When referring specifically to Google AdWords, I find that businesses have often become frustrated, saying they’ve ‘been there, done that and had nothing to show for it’. This isn’t always a surprise, especially when we look deeper into how the campaign has been managed historically.
- Was the correct tracking set up to assess performance?
- How was the campaign, ROI, visitors, clicks, conversions and other metrics measured?
- Was the ad copy tailored to include offers, promotions and/or a minimum price?
- How many conversions did the campaign receive?
The answer is nearly always ‘I just set my budgets, put the ads together and press go’ or words to that effect. Sometimes quite simply, ‘I don’t know really, I didn’t really check very often’. This statement is fair, time is precious when running or managing a business, and a good campaign needs time invested in it!
You get out, what you put in!
Often businesses that advertise or sell online feel they need to at least ‘give paid search a go’, usually because someone, somewhere told them that it had worked for them. The truth is that if set up correctly and managed effectively, it can be a very successful channel, if market position is right. Historically, one of the main inhibiting factors to success is the budgets. If the correct amount of budget isn’t allocated, return on investment maybe compromised.
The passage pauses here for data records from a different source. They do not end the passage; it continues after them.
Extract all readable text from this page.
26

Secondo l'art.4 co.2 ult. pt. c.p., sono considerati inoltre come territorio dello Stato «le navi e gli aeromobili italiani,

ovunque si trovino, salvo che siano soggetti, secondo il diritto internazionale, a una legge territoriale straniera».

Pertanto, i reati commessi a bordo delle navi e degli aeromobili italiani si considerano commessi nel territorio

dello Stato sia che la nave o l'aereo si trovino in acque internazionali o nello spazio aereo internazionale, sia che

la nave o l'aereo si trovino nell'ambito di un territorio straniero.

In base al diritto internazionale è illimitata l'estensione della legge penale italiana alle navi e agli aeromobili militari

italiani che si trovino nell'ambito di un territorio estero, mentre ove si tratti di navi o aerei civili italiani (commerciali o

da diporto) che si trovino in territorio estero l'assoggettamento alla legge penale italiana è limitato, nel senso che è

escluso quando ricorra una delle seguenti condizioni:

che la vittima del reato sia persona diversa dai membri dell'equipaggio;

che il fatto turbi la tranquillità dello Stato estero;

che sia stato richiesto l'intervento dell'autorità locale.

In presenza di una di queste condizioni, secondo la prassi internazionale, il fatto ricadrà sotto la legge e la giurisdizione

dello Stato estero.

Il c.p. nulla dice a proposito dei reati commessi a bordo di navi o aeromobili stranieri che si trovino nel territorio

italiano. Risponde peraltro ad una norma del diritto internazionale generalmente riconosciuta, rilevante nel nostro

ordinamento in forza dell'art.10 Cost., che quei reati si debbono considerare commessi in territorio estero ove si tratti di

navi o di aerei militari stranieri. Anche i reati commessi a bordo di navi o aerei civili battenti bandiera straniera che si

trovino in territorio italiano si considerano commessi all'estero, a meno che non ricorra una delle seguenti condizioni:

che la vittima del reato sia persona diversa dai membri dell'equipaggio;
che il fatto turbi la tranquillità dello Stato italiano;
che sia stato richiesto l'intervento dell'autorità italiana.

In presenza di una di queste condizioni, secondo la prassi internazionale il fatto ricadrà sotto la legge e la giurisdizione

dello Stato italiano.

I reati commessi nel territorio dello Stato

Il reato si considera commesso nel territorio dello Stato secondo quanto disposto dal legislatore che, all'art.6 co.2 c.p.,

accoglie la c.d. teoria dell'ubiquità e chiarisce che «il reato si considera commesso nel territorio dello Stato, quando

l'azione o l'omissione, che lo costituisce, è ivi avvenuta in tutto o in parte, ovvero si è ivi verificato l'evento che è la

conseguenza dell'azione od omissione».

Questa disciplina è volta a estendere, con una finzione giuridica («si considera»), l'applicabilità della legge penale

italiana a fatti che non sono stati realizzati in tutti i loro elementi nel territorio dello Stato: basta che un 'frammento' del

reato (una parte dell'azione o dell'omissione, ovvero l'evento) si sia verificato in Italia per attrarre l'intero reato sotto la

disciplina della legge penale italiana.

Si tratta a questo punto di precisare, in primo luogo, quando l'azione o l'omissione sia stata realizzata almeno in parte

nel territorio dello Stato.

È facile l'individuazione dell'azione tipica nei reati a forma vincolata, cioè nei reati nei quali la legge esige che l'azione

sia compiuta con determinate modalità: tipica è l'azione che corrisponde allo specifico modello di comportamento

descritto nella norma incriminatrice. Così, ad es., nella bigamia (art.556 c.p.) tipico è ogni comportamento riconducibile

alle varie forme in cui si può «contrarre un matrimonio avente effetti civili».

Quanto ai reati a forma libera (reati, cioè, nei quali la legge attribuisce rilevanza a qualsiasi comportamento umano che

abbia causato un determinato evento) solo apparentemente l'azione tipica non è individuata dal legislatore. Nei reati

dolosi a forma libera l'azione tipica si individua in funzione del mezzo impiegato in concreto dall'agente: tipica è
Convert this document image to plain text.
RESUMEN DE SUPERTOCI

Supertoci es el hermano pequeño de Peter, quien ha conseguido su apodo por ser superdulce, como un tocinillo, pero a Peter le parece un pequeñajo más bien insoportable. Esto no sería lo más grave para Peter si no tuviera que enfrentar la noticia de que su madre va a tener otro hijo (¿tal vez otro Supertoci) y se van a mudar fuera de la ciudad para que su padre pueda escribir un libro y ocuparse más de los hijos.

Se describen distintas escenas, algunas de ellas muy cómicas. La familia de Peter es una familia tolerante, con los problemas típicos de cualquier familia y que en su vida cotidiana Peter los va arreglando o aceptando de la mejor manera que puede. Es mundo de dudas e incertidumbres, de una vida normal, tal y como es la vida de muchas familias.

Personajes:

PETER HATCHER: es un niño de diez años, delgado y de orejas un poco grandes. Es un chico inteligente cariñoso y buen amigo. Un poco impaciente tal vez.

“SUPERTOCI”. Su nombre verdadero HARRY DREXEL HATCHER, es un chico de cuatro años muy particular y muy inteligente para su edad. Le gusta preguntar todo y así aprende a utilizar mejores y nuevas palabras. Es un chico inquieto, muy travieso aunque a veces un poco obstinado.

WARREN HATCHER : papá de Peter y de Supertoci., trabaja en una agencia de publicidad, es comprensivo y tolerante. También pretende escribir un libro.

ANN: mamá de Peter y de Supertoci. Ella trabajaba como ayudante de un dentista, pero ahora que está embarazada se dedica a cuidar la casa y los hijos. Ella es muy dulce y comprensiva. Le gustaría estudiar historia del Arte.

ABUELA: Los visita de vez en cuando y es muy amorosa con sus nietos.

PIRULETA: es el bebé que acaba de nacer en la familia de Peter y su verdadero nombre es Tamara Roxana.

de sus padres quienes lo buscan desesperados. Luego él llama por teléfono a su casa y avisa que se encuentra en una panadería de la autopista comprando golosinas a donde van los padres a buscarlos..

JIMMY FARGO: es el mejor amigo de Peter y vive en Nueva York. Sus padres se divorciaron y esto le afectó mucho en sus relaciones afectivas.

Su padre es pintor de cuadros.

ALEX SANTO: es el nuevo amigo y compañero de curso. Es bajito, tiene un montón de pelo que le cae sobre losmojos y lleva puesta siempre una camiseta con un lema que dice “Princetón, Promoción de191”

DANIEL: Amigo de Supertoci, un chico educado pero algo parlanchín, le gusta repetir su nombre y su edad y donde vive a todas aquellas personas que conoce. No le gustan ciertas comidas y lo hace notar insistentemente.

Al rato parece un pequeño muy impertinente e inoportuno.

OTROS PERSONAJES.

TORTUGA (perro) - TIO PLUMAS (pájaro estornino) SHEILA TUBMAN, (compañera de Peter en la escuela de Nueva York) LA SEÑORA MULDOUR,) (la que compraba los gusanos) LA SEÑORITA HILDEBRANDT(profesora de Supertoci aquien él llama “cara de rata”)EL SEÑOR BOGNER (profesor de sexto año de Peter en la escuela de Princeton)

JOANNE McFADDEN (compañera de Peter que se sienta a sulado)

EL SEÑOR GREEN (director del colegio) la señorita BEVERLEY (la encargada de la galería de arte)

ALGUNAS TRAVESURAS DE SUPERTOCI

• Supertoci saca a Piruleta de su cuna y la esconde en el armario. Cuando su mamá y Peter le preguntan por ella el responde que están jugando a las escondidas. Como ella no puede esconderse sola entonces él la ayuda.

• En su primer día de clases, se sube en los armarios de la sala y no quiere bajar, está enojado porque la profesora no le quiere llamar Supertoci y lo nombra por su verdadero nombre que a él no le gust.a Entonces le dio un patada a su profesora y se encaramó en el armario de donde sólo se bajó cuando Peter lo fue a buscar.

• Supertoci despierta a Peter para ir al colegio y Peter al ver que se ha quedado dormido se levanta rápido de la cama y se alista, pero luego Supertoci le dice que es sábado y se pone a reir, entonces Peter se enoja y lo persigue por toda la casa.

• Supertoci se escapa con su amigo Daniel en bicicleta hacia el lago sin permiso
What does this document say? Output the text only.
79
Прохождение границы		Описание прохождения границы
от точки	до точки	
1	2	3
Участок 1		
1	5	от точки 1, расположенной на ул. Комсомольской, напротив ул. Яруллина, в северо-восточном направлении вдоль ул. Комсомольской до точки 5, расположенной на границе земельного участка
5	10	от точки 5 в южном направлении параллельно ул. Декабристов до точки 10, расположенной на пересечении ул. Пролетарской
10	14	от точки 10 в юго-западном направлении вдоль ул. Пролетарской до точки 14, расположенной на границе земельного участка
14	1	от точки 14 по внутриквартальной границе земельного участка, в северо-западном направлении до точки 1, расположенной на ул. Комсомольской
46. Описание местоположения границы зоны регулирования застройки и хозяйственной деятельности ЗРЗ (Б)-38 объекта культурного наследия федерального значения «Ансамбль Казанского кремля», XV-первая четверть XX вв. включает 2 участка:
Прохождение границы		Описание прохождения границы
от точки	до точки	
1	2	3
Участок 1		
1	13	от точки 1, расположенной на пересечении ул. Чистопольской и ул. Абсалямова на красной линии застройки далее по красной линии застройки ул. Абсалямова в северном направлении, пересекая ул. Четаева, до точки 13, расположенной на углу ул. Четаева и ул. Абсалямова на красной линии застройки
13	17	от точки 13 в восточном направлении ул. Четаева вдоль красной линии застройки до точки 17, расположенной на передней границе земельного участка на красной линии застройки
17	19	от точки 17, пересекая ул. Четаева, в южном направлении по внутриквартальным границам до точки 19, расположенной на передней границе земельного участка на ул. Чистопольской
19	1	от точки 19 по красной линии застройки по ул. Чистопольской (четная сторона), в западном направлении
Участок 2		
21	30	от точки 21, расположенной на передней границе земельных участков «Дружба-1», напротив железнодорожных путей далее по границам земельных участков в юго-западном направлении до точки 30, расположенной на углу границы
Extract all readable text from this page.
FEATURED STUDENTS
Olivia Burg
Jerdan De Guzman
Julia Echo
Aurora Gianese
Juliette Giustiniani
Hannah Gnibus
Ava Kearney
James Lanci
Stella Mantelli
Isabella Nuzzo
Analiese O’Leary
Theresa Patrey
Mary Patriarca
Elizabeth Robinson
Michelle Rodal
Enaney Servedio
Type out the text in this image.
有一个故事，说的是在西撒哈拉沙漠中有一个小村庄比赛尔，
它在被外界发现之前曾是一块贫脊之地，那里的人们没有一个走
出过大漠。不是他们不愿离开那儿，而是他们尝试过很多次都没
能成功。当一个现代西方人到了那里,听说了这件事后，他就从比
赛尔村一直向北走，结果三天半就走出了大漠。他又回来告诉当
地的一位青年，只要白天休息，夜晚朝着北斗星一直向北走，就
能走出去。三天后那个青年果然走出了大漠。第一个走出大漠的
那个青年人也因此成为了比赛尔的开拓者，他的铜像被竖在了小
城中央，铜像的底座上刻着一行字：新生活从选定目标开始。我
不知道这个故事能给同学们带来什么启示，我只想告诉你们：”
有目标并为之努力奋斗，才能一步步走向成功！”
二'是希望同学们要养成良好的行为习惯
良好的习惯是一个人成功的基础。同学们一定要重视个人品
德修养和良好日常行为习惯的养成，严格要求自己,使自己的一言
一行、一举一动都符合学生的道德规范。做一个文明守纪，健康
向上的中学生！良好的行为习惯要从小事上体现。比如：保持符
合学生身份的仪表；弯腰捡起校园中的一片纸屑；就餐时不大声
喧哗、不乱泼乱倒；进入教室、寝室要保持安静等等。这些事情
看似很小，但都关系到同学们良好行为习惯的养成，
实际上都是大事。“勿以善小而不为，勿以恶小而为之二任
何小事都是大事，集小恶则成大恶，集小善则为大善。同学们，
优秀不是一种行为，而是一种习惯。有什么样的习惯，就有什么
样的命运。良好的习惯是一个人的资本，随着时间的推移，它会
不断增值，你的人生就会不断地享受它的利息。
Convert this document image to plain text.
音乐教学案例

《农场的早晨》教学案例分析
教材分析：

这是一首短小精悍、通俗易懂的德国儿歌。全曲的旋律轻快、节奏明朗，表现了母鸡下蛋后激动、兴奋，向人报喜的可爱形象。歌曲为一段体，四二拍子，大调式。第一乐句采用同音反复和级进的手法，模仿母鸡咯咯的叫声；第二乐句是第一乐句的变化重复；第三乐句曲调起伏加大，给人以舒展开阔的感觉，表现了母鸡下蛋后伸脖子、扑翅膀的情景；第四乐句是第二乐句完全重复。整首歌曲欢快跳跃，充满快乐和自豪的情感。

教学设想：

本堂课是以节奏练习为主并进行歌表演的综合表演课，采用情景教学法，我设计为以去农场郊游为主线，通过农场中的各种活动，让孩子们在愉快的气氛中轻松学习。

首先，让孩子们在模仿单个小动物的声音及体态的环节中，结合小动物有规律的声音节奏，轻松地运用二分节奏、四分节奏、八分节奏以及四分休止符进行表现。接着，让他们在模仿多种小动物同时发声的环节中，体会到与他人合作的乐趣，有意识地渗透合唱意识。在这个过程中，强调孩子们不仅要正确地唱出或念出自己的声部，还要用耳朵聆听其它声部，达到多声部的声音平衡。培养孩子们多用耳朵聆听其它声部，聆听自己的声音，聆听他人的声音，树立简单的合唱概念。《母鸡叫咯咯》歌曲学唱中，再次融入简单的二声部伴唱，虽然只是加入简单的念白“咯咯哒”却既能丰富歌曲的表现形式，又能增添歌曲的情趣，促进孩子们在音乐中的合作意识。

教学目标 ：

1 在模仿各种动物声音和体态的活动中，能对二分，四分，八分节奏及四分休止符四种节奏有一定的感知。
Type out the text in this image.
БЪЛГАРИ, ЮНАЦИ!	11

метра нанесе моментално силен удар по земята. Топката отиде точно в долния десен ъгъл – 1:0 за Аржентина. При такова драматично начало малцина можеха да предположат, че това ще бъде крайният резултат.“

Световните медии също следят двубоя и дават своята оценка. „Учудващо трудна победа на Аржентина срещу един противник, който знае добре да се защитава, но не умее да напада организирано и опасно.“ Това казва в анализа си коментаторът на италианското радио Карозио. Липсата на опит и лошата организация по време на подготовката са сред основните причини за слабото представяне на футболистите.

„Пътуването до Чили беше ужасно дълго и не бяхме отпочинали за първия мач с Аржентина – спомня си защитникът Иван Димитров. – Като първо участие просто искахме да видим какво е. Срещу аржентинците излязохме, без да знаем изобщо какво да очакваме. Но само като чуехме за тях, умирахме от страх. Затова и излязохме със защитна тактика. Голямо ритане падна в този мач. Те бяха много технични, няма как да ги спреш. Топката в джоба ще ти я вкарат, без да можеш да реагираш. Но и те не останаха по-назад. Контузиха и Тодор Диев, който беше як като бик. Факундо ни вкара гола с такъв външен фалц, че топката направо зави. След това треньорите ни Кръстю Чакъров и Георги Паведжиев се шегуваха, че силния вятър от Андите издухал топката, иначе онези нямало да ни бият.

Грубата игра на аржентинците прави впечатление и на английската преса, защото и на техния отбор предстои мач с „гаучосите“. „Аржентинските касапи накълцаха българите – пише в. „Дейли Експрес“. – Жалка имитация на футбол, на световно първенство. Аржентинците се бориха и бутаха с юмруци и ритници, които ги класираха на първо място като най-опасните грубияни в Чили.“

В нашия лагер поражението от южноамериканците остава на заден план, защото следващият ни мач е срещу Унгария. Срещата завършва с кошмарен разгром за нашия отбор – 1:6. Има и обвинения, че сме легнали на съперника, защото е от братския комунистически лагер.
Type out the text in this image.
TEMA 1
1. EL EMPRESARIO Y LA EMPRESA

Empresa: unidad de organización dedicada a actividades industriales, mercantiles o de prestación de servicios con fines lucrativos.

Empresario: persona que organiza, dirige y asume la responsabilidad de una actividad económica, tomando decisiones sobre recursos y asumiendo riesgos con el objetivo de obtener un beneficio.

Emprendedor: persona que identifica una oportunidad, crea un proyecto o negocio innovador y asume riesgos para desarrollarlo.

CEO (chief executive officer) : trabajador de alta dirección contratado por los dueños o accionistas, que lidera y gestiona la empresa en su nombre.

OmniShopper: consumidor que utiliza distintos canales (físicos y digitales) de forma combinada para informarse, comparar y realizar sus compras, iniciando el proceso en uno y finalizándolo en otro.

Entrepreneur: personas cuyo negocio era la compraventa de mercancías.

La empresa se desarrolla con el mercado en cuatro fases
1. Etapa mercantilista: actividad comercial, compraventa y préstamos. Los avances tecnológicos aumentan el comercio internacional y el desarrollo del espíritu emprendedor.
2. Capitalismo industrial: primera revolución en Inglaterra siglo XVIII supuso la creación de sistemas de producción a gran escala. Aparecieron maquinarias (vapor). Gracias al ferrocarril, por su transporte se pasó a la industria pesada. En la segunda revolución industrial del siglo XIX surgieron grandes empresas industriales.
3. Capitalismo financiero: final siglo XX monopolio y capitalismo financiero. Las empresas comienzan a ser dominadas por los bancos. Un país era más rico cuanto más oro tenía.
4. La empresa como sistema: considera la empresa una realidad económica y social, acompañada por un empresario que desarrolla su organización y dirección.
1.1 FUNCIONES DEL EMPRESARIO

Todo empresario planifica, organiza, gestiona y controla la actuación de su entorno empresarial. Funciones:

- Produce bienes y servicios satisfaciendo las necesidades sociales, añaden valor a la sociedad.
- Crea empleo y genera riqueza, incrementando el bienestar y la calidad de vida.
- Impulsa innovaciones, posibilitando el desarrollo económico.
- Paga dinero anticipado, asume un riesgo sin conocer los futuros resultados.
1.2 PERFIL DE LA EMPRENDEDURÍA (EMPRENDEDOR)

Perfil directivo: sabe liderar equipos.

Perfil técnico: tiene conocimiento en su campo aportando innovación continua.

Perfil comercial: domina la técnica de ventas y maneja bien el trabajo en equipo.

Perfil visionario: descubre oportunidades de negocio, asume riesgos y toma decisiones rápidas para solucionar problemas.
Keep your customer in mind
As important as it is to allocate the correct budgets, it makes no sense to ‘burn money’. Effective targeting is vital to maximising potential ROI and ensure campaign spend isn’t out of control. Make sure you keep the customer in mind, think about whom you are targeting and what they will be searching for. Avoid any unwanted spend by ensuring negative keywords are in place as well as focusing on longer-tail and more specific terms. Negative key terms will detract any unwanted clicks and therefore limit unnecessary costs. Longer-tail keywords are often costly and in some cases maybe more likely to convert.
All style, no substance
As important as the design and style are to an online user experience, it’s important that the user can carry out the action at the destination. Let’s put this into the context of a high street shopping experience; we walk into a shop looking for ‘product X’, the layout isn’t something you’re familiar with. You can’t find the product and you can’t find any members of staff that happen to be free. In this instance you may walk out of the shop, however, you have the option to wait just a short while and speak to a member of staff for some advice. If the high street shop doesn’t have it in stock, they may be able to order in or offer an alternative, essentially, you have other options.
Now put this into the context of an online shopping experience; you enter your search query within Google, you spot a result that catches your eye and matches your search query, you click but you can’t find the product you are looking for, or worse still, the site functionality fails you and doesn’t allow you to complete your journey or action. Would you pursue and contact the company directly? Or are you more likely to click off the site and pick another business in the search listings? In summary, if the landing page is all style and no substance, you will be spending money, with little or no return.
Time is money and time flies!
If you want paid search advertising to work for you and it’s being managed in-house, there has to be a certain amount of time committed to optimising the campaign(s). Don’t assume that you can simply select the keywords, set the budgets and press go. Optimisation and data analysis takes time, time is money and, time flies when there’s a business to run! On many levels, it can be much more cost effective to have an agency on board, with relevant qualifications and years of campaign management experience, to manage it for you.